“Is extravagance royal?” Evelyn inquired, and her voice was hard, for she weighed Ledward’s remark.
“I admit I don’t know; but Kit’s royalty is not modern and constitutional. He goes back to the old spacious days of the minstrels and wandering knights. Perhaps Richard Lion-heart is his type. You can picture Kit’s stealing across Austria; he’d think it a first-class joke. Was he not something like a minstrel at the Canadian camp? Richard, however, did not cheat his enemy, and to get him out of jail cost his subjects much.”
Evelyn smiled, but she wondered whether Harry implied that others must pay for Kit’s exploits. If it were so, he did not exaggerate, for she had begun to meet the bill.
They crossed the edge of the tableland; the road went down steeply and in the distance the reflections from a furnace glimmered in the sky. Lights dotted the dale, and chimney-stacks and smoke marked a coalpit. A shining train curved along the hillside and vanished. Then the road went round a bend and Ledward slowed the engine.
“The moors and the moonlight are done with. We are going down to the gas-lamps and ground we know; in fact, I think we are going where we belong.”
“It looks as if you were happy to get back,” said Evelyn.

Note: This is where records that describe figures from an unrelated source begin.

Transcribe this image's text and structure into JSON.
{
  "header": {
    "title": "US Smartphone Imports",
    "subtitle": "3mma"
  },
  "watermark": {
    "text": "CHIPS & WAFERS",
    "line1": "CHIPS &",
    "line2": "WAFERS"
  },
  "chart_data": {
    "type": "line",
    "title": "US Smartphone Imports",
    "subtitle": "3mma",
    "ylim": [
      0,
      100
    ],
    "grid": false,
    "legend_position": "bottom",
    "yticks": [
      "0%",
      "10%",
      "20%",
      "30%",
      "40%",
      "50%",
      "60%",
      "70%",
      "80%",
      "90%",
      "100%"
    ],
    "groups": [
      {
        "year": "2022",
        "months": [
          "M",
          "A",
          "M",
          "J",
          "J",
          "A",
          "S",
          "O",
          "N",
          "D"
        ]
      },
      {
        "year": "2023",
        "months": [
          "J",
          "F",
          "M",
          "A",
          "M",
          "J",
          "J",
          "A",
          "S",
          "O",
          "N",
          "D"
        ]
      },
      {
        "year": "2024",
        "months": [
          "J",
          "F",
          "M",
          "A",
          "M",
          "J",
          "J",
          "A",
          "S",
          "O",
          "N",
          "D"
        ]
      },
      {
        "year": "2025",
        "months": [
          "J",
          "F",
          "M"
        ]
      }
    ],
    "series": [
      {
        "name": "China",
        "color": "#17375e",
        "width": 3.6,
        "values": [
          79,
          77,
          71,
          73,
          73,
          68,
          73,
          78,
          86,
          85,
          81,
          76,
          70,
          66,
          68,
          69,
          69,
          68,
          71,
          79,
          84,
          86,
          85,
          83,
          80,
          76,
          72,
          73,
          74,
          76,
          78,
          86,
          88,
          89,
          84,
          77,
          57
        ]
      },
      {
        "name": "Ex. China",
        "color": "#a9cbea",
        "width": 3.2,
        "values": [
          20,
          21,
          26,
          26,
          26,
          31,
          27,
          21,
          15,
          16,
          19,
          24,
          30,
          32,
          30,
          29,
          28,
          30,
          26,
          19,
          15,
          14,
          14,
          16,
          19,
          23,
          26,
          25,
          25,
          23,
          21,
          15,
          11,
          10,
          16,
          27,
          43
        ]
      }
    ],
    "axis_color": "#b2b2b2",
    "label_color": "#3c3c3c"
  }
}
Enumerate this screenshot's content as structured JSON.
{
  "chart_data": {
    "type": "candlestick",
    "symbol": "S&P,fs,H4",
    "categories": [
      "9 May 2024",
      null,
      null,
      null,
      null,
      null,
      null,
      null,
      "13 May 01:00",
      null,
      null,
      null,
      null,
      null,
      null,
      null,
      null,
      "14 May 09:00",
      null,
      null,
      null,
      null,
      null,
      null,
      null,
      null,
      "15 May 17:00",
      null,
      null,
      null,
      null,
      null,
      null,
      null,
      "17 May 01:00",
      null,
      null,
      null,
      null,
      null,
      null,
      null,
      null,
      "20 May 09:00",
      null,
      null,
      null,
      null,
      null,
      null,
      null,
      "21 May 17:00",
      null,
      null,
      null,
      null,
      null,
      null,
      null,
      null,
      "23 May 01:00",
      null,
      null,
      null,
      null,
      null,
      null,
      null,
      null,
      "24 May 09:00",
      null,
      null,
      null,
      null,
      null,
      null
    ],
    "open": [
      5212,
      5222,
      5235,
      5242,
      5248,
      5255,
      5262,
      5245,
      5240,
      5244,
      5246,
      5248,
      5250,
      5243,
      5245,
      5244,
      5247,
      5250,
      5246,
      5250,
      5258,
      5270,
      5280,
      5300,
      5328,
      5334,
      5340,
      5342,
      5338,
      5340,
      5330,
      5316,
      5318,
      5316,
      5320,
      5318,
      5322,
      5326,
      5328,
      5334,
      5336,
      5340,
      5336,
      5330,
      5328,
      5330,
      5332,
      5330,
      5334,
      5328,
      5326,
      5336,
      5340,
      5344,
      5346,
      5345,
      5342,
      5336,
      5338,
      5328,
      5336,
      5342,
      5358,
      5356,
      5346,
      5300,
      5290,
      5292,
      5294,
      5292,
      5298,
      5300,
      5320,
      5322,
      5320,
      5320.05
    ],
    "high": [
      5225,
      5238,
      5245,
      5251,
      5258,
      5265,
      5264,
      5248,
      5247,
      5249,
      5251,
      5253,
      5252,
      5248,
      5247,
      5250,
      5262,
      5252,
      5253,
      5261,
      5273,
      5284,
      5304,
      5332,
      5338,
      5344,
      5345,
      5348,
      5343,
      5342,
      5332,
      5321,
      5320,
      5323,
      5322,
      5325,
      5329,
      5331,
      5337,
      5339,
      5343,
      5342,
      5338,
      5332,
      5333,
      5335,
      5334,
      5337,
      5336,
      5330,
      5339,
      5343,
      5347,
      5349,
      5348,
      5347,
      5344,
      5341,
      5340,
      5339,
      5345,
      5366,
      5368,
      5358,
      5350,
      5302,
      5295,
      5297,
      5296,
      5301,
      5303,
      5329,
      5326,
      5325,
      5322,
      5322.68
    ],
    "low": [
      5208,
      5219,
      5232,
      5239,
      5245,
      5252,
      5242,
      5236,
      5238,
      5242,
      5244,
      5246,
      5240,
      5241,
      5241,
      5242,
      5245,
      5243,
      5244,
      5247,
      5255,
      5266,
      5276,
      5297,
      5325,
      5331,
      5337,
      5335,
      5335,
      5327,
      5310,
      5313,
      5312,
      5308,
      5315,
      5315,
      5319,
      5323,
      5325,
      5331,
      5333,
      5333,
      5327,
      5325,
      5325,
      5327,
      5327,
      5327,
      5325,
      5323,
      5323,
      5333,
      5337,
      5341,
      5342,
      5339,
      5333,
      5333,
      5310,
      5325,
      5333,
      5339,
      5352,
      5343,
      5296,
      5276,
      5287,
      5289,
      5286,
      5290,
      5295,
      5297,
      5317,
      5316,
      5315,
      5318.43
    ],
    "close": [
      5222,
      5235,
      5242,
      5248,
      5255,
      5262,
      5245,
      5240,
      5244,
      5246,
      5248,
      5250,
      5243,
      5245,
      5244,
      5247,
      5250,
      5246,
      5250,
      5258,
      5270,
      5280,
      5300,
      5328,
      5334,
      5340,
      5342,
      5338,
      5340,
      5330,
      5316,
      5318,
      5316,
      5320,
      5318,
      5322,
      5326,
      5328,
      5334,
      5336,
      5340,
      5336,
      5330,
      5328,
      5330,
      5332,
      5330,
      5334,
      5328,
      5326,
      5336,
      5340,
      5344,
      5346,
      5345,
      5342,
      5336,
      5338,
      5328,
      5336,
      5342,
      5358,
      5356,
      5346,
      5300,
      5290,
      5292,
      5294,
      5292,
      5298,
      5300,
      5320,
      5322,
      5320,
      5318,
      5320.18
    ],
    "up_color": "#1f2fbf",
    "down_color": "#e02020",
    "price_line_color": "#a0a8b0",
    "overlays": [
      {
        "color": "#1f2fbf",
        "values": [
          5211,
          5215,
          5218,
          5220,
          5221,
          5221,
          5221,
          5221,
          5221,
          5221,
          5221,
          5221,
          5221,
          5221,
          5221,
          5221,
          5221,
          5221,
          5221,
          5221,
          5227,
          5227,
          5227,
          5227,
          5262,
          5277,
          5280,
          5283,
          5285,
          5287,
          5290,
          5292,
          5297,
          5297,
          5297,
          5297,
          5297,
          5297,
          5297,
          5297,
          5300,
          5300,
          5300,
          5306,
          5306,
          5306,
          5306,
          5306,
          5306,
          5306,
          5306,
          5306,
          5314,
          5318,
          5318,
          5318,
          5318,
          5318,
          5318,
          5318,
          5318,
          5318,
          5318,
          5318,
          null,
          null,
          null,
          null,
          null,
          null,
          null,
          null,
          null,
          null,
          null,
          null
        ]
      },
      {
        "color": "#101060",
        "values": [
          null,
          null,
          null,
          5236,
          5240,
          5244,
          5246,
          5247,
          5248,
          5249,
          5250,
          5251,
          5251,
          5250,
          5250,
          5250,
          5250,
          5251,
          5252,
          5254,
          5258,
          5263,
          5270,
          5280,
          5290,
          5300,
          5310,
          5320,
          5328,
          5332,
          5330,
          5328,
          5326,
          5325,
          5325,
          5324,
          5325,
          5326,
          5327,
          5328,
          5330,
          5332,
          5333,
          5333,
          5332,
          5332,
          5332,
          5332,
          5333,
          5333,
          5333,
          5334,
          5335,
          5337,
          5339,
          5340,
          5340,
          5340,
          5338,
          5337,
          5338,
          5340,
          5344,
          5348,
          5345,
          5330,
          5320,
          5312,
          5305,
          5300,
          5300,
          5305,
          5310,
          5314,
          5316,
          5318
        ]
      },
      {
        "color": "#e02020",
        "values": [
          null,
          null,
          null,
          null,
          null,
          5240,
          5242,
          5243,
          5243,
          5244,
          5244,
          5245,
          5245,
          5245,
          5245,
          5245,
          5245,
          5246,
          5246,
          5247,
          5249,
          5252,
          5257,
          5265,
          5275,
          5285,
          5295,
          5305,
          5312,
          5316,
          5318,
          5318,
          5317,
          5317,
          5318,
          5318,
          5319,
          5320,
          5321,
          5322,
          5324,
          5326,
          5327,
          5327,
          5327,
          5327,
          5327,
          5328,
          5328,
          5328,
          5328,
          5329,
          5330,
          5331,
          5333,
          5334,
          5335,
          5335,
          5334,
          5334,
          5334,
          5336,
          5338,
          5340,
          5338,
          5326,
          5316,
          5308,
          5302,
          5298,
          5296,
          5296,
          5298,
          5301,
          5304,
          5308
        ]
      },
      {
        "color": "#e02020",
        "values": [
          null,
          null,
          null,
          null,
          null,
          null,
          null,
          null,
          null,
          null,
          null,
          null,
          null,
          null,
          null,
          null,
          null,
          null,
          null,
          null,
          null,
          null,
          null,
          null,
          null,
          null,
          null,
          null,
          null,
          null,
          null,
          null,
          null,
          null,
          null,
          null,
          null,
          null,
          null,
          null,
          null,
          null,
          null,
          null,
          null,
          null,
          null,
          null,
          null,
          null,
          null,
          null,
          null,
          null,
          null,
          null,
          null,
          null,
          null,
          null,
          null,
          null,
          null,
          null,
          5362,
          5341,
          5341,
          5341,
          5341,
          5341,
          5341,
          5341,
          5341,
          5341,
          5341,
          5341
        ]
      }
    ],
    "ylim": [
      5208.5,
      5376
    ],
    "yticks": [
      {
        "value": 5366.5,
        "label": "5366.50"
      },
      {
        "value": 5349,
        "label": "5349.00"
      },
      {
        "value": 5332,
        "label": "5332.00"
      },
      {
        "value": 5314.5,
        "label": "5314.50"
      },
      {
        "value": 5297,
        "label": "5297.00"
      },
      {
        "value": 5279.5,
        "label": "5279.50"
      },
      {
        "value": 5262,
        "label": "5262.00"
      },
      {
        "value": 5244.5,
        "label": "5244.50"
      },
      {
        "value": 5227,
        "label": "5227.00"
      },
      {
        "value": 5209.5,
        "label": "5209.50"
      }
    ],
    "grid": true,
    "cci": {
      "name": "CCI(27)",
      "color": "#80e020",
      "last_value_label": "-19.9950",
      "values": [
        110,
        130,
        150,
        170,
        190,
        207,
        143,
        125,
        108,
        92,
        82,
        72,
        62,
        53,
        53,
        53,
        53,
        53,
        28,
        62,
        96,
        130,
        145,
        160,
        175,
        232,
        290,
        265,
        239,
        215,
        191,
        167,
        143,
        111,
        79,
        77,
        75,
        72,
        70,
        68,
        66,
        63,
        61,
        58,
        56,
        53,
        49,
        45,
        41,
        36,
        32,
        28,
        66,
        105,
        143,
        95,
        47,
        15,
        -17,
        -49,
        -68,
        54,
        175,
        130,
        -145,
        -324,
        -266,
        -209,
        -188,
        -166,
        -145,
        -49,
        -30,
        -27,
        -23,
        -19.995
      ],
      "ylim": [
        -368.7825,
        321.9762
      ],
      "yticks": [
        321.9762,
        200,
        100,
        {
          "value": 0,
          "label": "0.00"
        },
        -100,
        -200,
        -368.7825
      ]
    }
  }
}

“Oh, well, when you’re not romantic the heights are bleak and cold. On the whole I’m not romantic. My job’s where people make things and dispute about the price.”
“You like a safe job?”
“Safety first is a useful rule,” Ledward agreed. “For all that, where I thought a risk worth while I might risk something.”
The hill got steeper and he concentrated on his driving. Dry-stone walls enclosed boggy fields, and one side a high bank bordered the curving road. The splash of water indicated that a little beck flowed through the gloom.